Studies have shown that syringe service programs do not increase drug use. According to the Centers for Disease Control and Prevention, users of such programs are five times more likely to seek treatment and three times more likely to stop using drugs. They also make it less likely that dirty needles turn up in undesirable locations and can reduce needle-stick injuries to law enforcement.

The correlation between needle exchange programs and reduced HIV and hepatitis C levels in the community has also been established in numerous scientific studies. The Colorado Department of Public Health and Environment has previously identified La Plata County as a community with high levels of sexually transmitted infections as well as blood-borne viruses, Jollon said.

Naloxone, or Narcan, should be administered every 2-3 minutes, said Maggie Seldeen, executive director and founder of High Rockies Harm Reduction. “Two to three minutes with your family or friend dead in front of you is a long time,” she said. “It’s OK to keep giving them Narcan in alternating nostrils until EMS arrives.” (Reuben Schafir/Durango Herald)

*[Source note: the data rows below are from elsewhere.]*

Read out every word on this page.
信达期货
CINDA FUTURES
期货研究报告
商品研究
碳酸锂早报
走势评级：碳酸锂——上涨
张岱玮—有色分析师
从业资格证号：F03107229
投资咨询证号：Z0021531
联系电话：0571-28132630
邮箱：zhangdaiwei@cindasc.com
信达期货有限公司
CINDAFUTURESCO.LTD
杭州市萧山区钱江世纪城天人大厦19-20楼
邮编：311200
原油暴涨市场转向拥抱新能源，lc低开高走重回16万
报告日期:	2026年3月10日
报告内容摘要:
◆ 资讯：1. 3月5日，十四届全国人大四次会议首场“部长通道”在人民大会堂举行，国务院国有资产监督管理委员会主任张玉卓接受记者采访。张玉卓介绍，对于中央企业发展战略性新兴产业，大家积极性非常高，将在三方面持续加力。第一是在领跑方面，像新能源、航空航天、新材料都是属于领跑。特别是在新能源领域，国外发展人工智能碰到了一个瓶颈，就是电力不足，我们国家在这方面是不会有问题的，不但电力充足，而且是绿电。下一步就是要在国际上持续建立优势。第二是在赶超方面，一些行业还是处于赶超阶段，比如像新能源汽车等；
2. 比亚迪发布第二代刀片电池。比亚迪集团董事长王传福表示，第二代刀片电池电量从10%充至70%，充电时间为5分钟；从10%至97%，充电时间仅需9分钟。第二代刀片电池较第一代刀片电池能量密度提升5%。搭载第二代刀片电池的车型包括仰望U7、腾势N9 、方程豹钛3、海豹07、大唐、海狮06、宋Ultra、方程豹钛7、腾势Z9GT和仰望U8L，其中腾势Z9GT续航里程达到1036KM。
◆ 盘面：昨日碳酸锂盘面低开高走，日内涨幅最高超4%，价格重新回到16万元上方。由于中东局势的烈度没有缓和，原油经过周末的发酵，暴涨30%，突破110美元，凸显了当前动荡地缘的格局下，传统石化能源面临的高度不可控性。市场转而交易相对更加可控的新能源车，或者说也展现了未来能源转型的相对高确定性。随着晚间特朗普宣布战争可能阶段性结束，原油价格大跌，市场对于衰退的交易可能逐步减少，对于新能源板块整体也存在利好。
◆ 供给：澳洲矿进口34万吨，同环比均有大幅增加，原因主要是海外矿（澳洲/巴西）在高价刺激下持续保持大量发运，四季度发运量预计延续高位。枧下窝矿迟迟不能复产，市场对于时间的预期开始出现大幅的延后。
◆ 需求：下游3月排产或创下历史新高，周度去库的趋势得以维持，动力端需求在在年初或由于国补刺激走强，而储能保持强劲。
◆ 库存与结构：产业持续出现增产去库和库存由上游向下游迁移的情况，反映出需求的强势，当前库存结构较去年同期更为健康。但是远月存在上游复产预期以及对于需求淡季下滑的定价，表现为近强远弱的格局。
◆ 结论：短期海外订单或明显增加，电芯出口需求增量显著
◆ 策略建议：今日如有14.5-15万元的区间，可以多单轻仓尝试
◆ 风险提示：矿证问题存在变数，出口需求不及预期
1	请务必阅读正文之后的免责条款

Harm reduction efforts such as naloxone access and syringe service programs are all a part of heightened action to address substance abuse in Southwest Colorado. The results of a feasibility study commissioned by the county to assess whether an inpatient treatment facility could be constructed in the building that used to house the Robert E. DeNier Youth Service Center are expected sometime in the next two months.

“Most people will experiment with drugs at some point in their life, and they don’t deserve to die for that,” Seldeen said. “And that’s what we’re seeing.”